At work, we’ve been applying the full press on getting over to a containerized world where our devops and production machines are definable as code (Infrastructure-as-Code) and treated like cattle instead of pets. But, every once in a while, we invariably experience a reality check on Microsoft’s container support and *cough* reliability.
Containers are the new hotness. Microsoft’s use of containers is still maturing. The combination is forcing our hand into accepting the risk associated with bleeding edge technology and with that comes the trials and tribulations that just make you want to pull your hair out from time to time.
Microsoft is playing catch up to the maturity level already enjoyed by the Linux ecosystem. Hopefully they get there quickly. I figured I’d highlight a couple roadblocks that we encountered on the way to production in the hopes that someone out there might find this information relevant and able to apply these finding to the problems they are seeing.
Watch out for the Hyper-V Crash
We had the brilliant idea of leveraging our already established VMWare infrastructure, provisioning processes, DR/HA and IT staff to administer all of it. Surely, this should have been a no-brainer to leverage what we already had instead of buying new physical hardware, finding rack space, applying a backup strategy, and so on.
Well, getting containers to work on VMs running Windows 2019 OS was a breeze (3 easy powershell commands: https://docs.microsoft.com/en-us/virtualization/windowscontainers/deploy-containers/deploy-containers-on-server)
What we didn’t expect was the trouble we had dealing with Hyper-V adapters on the windows OS. Hyper-V was crashing and causing containers to restart every 30 seconds. All we saw was the vmcompute.exe process (HyperV) dropping and restarting on that exact interval with no crashdump file in sight. We tried using process isolation instead of Hyper-V and it appeared Hyper-V networking was still getting leveraged…and crashing.
It turned out that the version of VMTools that we where using changed how docker was working with HyperV. Once we reverted to an older VMTools within the virtual machine, the containers where rock solid again and would run for weeks without a single restart needed.
In the end, we didn’t need to run our containers inside of Hyper-V at all. We used Process Isolation to keep it simple. This, plus the reversion of the VMTools, gave us the SLAs we where looking for around reliability.
Word on the street is that VMWare is looking to improve their VMTools offering to overcome this issue.
Use Caution when referencing Generic Tags
Version-agnostic tags (like “latest”) in docker have their place. If you do not care about the images changing on a whim and their stability therein, having these generic tags can make the overall maintenance of your containers and their deployments easier to achieve.

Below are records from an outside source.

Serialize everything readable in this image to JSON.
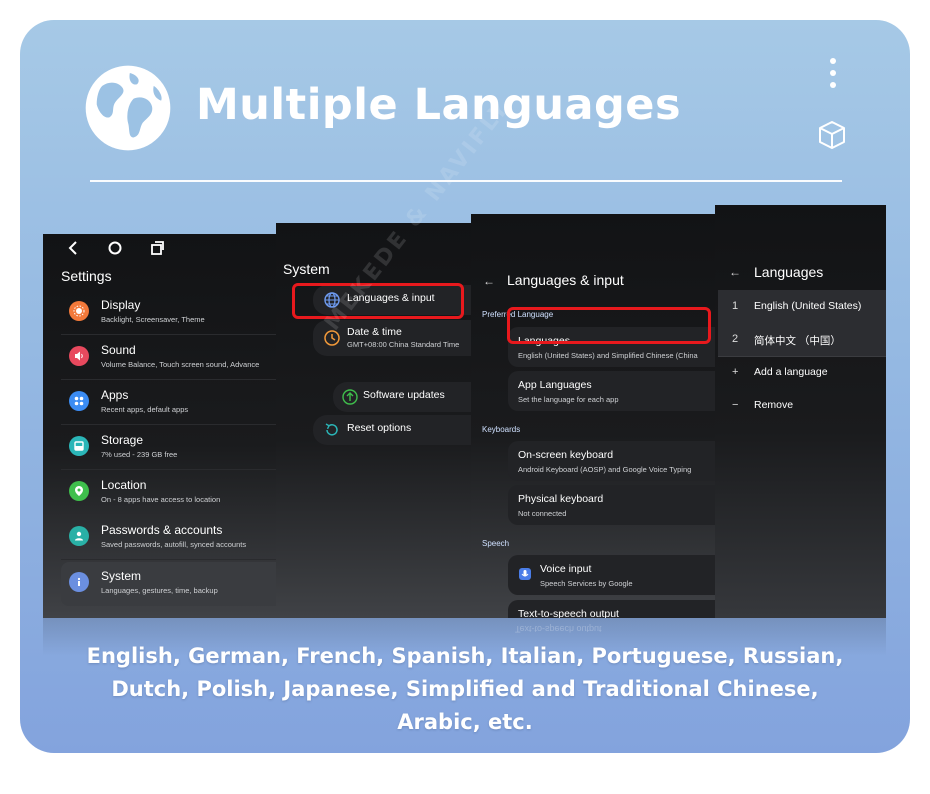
{
  "header": {
    "title": "Multiple Languages"
  },
  "settings_screen": {
    "title": "Settings",
    "items": [
      {
        "label": "Display",
        "sub": "Backlight, Screensaver, Theme",
        "icon": "display-icon",
        "color": "#f2793a"
      },
      {
        "label": "Sound",
        "sub": "Volume Balance, Touch screen sound, Advance",
        "icon": "sound-icon",
        "color": "#e8495e"
      },
      {
        "label": "Apps",
        "sub": "Recent apps, default apps",
        "icon": "apps-icon",
        "color": "#3b8cf3"
      },
      {
        "label": "Storage",
        "sub": "7% used - 239 GB free",
        "icon": "storage-icon",
        "color": "#2bb6b8"
      },
      {
        "label": "Location",
        "sub": "On - 8 apps have access to location",
        "icon": "location-icon",
        "color": "#3fbf4c"
      },
      {
        "label": "Passwords & accounts",
        "sub": "Saved passwords, autofill, synced accounts",
        "icon": "account-icon",
        "color": "#29b0a6"
      },
      {
        "label": "System",
        "sub": "Languages, gestures, time, backup",
        "icon": "info-icon",
        "color": "#6b8fe0"
      }
    ]
  },
  "system_screen": {
    "title": "System",
    "items": [
      {
        "label": "Languages & input",
        "sub": "",
        "icon": "globe-icon"
      },
      {
        "label": "Date & time",
        "sub": "GMT+08:00 China Standard Time",
        "icon": "clock-icon"
      },
      {
        "label": "Software updates",
        "sub": "",
        "icon": "update-icon"
      },
      {
        "label": "Reset options",
        "sub": "",
        "icon": "reset-icon"
      }
    ]
  },
  "lang_input_screen": {
    "title": "Languages & input",
    "sections": {
      "preferred": "Preferred Language",
      "keyboards": "Keyboards",
      "speech": "Speech"
    },
    "items": [
      {
        "label": "Languages",
        "sub": "English (United States) and Simplified Chinese (China"
      },
      {
        "label": "App Languages",
        "sub": "Set the language for each app"
      },
      {
        "label": "On-screen keyboard",
        "sub": "Android Keyboard (AOSP) and Google Voice Typing"
      },
      {
        "label": "Physical keyboard",
        "sub": "Not connected"
      },
      {
        "label": "Voice input",
        "sub": "Speech Services by Google"
      },
      {
        "label": "Text-to-speech output",
        "sub": ""
      }
    ]
  },
  "languages_screen": {
    "title": "Languages",
    "list": [
      {
        "num": "1",
        "label": "English (United States)"
      },
      {
        "num": "2",
        "label": "简体中文 （中国）"
      }
    ],
    "actions": [
      {
        "symbol": "+",
        "label": "Add a language"
      },
      {
        "symbol": "−",
        "label": "Remove"
      }
    ]
  },
  "reflection": {
    "text": "Text-to-speech output"
  },
  "caption": {
    "line1": "English, German, French, Spanish, Italian, Portuguese, Russian,",
    "line2": "Dutch, Polish, Japanese, Simplified and Traditional Chinese,",
    "line3": "Arabic, etc."
  },
  "colors": {
    "highlight": "#e8191d",
    "card_top": "#a6c9e6",
    "card_bottom": "#83a3dd"
  }
}
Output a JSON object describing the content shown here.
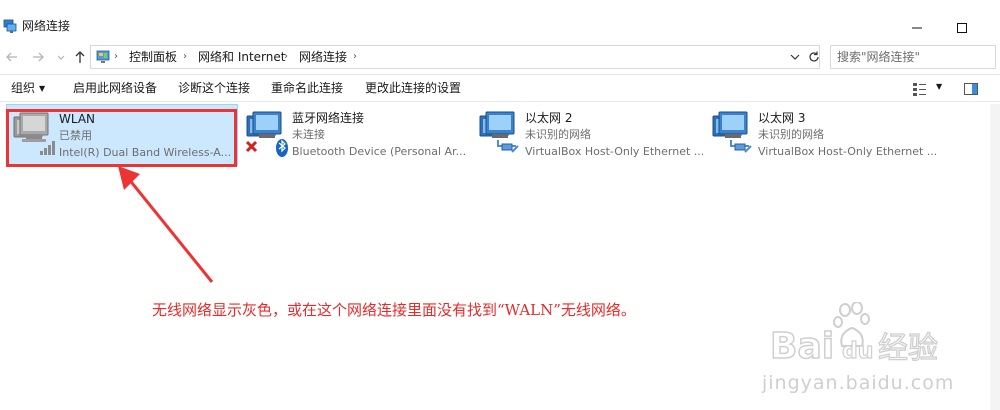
{
  "window": {
    "title": "网络连接",
    "minimize_icon": "minimize-icon",
    "maximize_icon": "maximize-icon"
  },
  "address": {
    "breadcrumbs": [
      "控制面板",
      "网络和 Internet",
      "网络连接"
    ],
    "search_placeholder": "搜索\"网络连接\""
  },
  "toolbar": {
    "organize": "组织",
    "enable": "启用此网络设备",
    "diagnose": "诊断这个连接",
    "rename": "重命名此连接",
    "change_settings": "更改此连接的设置"
  },
  "connections": [
    {
      "name": "WLAN",
      "status": "已禁用",
      "device": "Intel(R) Dual Band Wireless-A...",
      "icon": "wireless-adapter-icon",
      "selected": true
    },
    {
      "name": "蓝牙网络连接",
      "status": "未连接",
      "device": "Bluetooth Device (Personal Ar...",
      "icon": "bluetooth-adapter-icon",
      "selected": false
    },
    {
      "name": "以太网 2",
      "status": "未识别的网络",
      "device": "VirtualBox Host-Only Ethernet ...",
      "icon": "ethernet-adapter-icon",
      "selected": false
    },
    {
      "name": "以太网 3",
      "status": "未识别的网络",
      "device": "VirtualBox Host-Only Ethernet ...",
      "icon": "ethernet-adapter-icon",
      "selected": false
    }
  ],
  "annotation": {
    "text": "无线网络显示灰色，或在这个网络连接里面没有找到“WALN”无线网络。",
    "color": "#e52b2b"
  },
  "watermark": {
    "logo": "Bai du 经验",
    "url": "jingyan.baidu.com"
  },
  "colors": {
    "selection_bg": "#cce8ff",
    "selection_border": "#99d1ff",
    "highlight": "#ee3333"
  }
}
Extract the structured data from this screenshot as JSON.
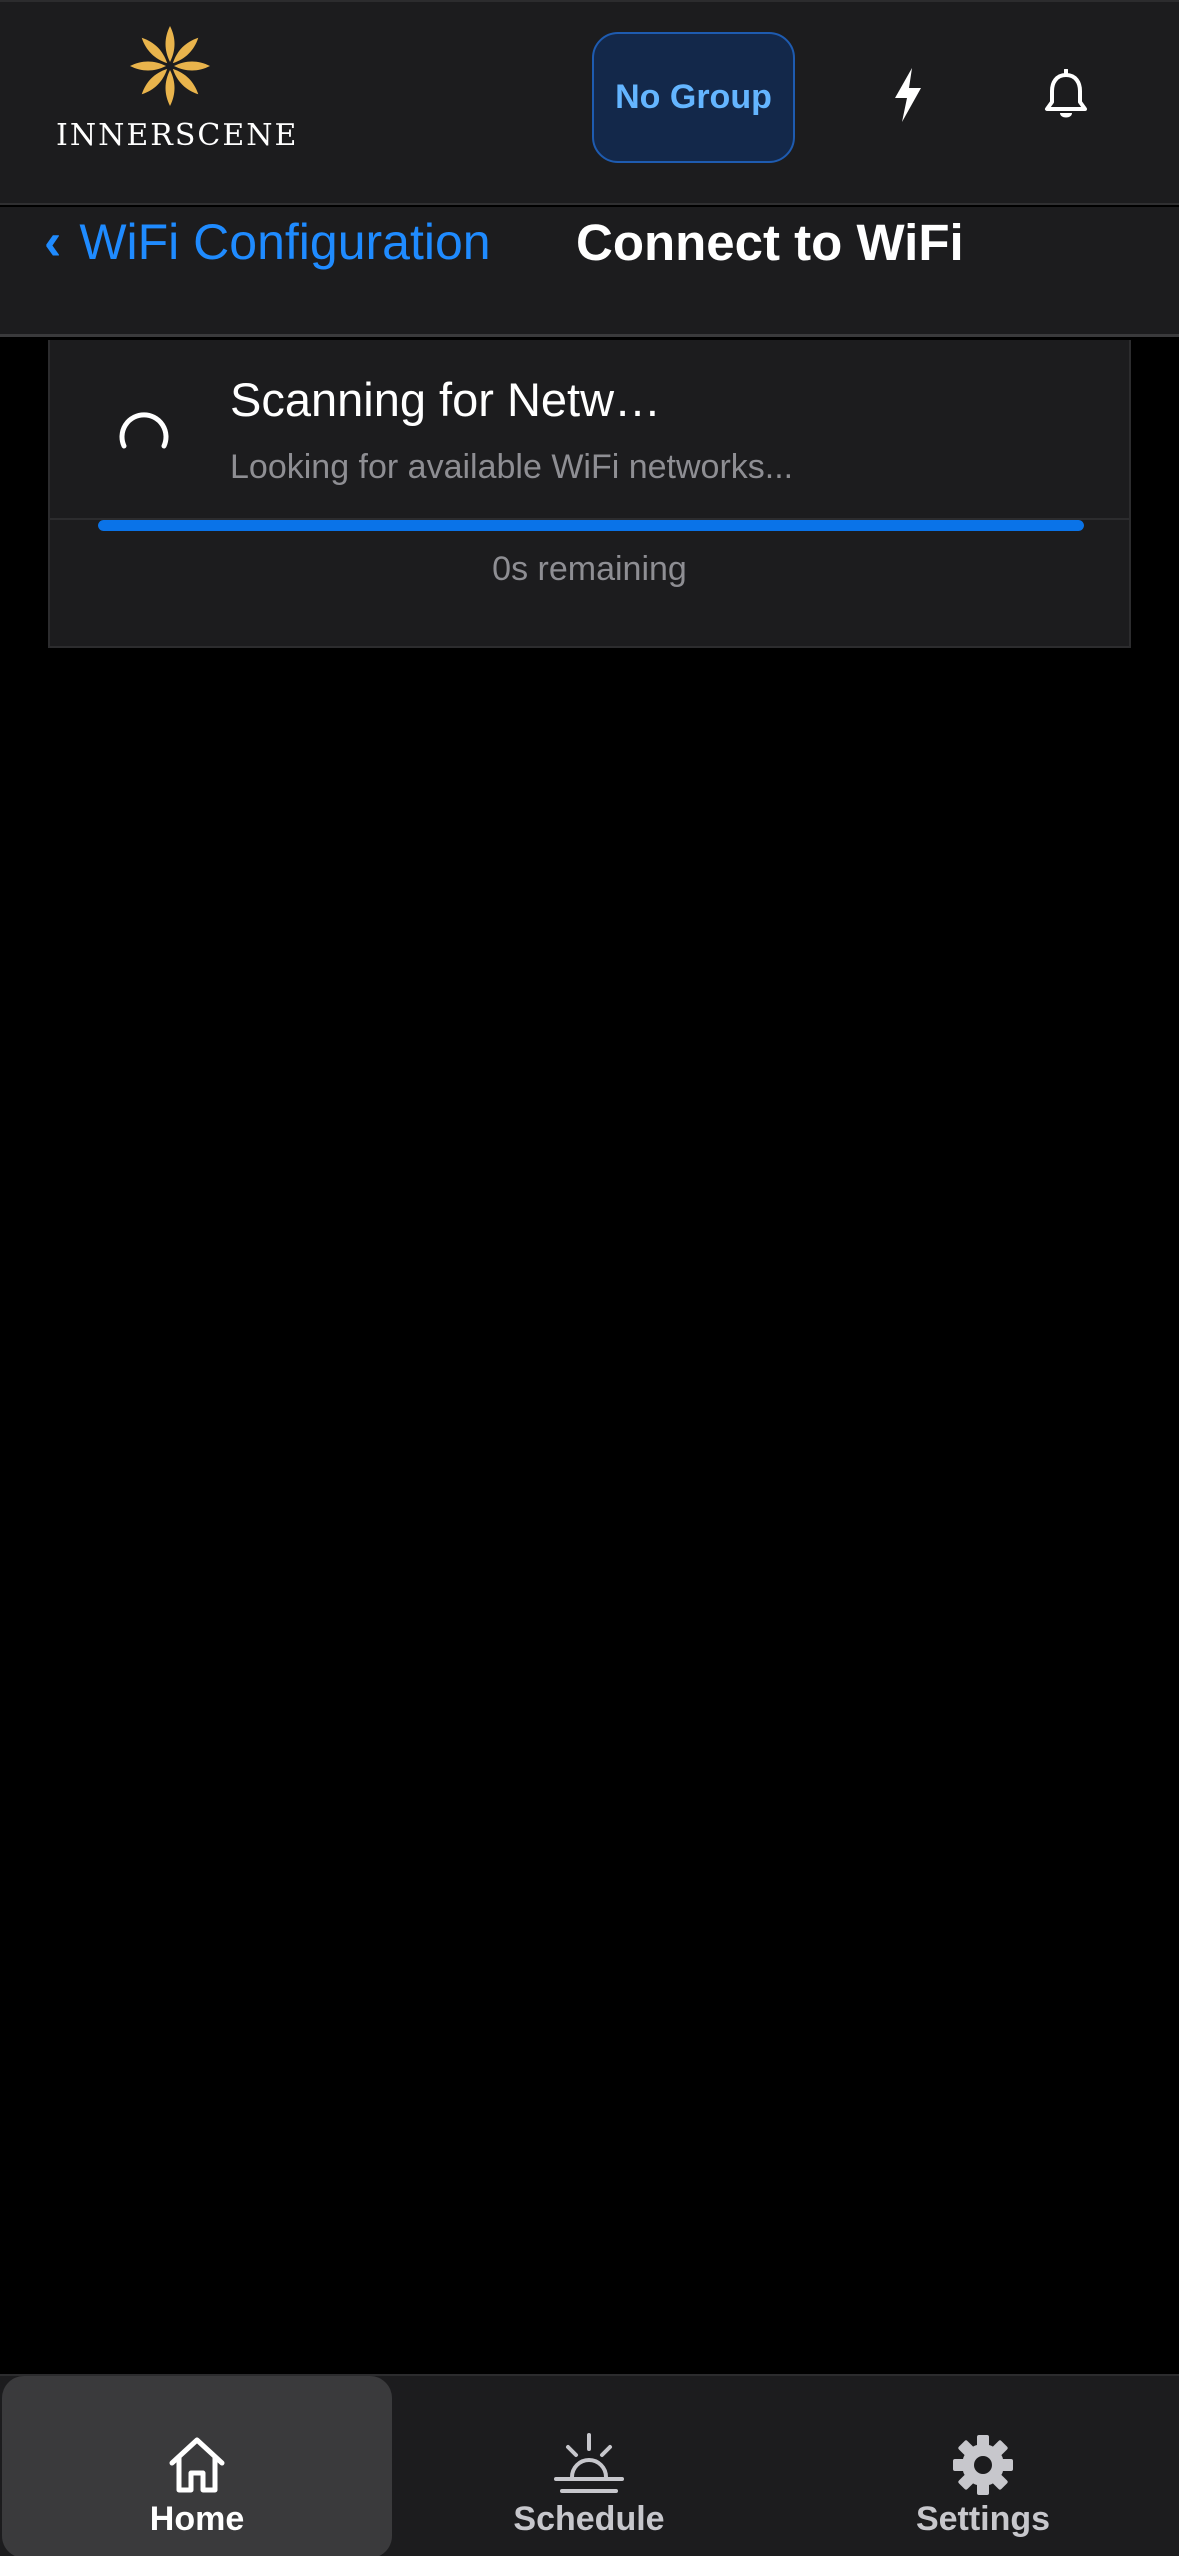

This does come at a cost. In most enterprise software scenarios, the goal is to control as many of the variables of the environment that you can. This allows for repeatability and predictability in the development, testing and deployment process, which I’ve found to drive up the teams’ velocity.
Generic tags (like “latest”) throws risk into the equation because you never know what you’re going to get when it comes time to create that container.
A recent example of this that we experienced was leveraging Microsoft’s .NET Framework SDK image as the base image for our build server containers. We where using “mcr.microsoft.com/dotnet/framework/4.8”, which assumed the tag of “latest”. When Microsoft published a newer version of this SDK image, that version broke some build tools. It left us scratching our heads for days. We just couldn’t pin point why a container generated one day stopped working on the next even though the Dockerfile never changed. We immediately assumed infrastructure or a bad configuration setting was the culprit.
What happened is that the latest 4.8 SDK image that got compiled into the docker image could no longer run certain 32-bit applications. We definitely had a couple 32-bit apps that needed to get launched (including…ironically…Microsoft’s own msbuild.exe).
Once we identified that it was the SDK base image causing the problem, we reverted to an older version of the image using a more specific tag. In our case, we used the “4.8–20200114-windowsservercore-ltsc2019” tag and everything was back in a working state.
After an hour of licking our paws, we learned our lesson about when its appropriate (and inappropriate) to leverage generic tags.
Hopefully this two lessons can help someone who might be wrestling with these same types of problems out there.